There is something almost overwhelming about realizing that fifteen-year-old me wrote, Your time is coming and mine's coming, too, years before I would ever understand what it felt like to be truly seen. Years before someone would sit with the darkness instead of asking me to become someone else. Years before I would discover that being understood feels entirely different from being tolerated. I don’t think she knew exactly what she was waiting for. Only that she believed it existed somewhere out there. And perhaps that is what moves me most now. And maybe, even then, some part of her believed that if she kept moving long enough, her time would eventually come. Looking back now, I think she was right.

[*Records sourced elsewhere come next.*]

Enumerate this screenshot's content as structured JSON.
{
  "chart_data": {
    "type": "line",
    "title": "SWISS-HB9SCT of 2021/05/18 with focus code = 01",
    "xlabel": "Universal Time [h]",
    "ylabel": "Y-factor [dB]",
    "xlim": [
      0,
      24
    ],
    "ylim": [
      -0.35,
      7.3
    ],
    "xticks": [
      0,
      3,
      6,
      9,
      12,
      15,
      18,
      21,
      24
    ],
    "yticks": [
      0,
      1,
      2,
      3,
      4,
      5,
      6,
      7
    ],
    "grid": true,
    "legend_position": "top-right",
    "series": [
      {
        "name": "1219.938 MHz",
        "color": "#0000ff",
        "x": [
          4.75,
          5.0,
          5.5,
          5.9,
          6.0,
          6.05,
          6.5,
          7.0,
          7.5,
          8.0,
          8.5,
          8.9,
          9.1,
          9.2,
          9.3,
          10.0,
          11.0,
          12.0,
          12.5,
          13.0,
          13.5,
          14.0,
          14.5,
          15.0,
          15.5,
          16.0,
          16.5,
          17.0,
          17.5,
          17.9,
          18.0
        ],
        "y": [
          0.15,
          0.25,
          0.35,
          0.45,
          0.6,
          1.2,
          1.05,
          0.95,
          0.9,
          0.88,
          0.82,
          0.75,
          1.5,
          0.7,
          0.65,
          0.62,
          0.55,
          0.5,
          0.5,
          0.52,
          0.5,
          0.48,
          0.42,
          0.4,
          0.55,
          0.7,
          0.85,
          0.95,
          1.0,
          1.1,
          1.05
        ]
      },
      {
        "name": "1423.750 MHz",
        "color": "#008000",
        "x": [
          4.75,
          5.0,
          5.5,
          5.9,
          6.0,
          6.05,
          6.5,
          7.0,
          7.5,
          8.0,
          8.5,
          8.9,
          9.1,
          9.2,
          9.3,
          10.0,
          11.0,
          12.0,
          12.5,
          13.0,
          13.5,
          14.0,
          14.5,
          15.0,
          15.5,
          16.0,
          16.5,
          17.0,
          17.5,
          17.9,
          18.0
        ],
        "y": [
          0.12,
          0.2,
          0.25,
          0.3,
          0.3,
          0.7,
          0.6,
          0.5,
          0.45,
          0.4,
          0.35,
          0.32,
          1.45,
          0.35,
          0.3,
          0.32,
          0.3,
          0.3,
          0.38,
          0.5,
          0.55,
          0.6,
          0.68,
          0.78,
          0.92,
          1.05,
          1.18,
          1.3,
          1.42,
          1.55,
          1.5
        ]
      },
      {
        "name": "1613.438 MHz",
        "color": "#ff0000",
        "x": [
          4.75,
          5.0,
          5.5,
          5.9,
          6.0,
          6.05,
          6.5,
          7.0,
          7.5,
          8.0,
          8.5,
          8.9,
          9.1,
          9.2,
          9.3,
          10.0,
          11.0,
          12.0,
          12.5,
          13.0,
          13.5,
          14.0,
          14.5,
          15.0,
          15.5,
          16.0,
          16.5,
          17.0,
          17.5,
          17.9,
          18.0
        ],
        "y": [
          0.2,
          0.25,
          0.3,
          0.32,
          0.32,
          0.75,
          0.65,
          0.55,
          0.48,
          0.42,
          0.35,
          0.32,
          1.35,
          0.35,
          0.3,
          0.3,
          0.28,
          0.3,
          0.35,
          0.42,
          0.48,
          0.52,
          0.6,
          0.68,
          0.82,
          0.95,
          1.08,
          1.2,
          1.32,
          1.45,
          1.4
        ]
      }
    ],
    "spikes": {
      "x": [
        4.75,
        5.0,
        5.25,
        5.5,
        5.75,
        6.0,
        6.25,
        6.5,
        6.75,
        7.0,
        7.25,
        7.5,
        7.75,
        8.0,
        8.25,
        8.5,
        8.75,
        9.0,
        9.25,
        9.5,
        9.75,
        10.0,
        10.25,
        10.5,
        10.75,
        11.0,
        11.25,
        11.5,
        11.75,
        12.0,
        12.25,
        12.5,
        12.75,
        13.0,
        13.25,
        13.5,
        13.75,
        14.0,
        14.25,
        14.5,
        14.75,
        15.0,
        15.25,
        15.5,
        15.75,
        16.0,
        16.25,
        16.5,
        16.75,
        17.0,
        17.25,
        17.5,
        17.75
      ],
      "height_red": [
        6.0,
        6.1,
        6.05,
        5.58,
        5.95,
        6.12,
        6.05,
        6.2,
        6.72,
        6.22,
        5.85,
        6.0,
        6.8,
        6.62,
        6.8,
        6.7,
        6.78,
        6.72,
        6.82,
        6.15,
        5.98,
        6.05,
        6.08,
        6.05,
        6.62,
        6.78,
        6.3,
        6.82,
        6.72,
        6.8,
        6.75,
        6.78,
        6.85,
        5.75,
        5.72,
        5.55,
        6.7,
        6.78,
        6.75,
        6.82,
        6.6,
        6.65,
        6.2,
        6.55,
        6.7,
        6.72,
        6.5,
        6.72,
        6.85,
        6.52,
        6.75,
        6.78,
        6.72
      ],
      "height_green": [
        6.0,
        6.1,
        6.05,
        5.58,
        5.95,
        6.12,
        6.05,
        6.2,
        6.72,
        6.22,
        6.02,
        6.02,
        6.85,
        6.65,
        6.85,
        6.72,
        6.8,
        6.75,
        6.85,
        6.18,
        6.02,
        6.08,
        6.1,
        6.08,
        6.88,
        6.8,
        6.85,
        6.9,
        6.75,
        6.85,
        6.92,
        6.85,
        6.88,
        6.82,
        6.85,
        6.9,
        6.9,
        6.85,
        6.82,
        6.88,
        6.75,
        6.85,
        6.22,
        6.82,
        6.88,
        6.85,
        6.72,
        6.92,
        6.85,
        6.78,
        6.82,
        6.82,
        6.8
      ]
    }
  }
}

I guess I’m struck less by the poem itself than by how familiar the voice feels. The questions have changed very little. The metaphors have become more polished, the language more precise, but the themes remain the same. What does it mean to be understood? How much of myself am I allowed to keep? Must I become someone else to be loved? Why does loneliness sometimes feel like weather? How do you survive feelings you cannot explain? My writing often begins in emotion and ends in meaning. It starts with what hurts and ends with asking what do I do with this? Fifteen-year-old me may not have understood that this was a coping mechanism, but adult me recognizes it immediately: when I cannot solve the feeling, I solve the route. And perhaps the most surprising thing is that my younger self was not necessarily trying to escape the pain. She was trying to survive it by turning it into something measurable. Because plans can be followed. Roads eventually end. Looking at this poem now feels less like reading something I wrote and more like meeting someone I have known my entire life. The girl asking why she feels so alone, the girl editing out her own words, the girl trying to make herself smaller, easier, more understandable... she is not nearly as different from me as I once believed. Perhaps that is what has stayed with me most. Not that I have changed, but that I can finally understand what she was trying to say.
The weird girl scribbling poetry in the margins of her notebooks, sitting in all of that loneliness, somehow still believed that something better was coming. I think she was writing to me as much as she was writing to him.
Your time is coming, sweet girl. And mine is coming, too.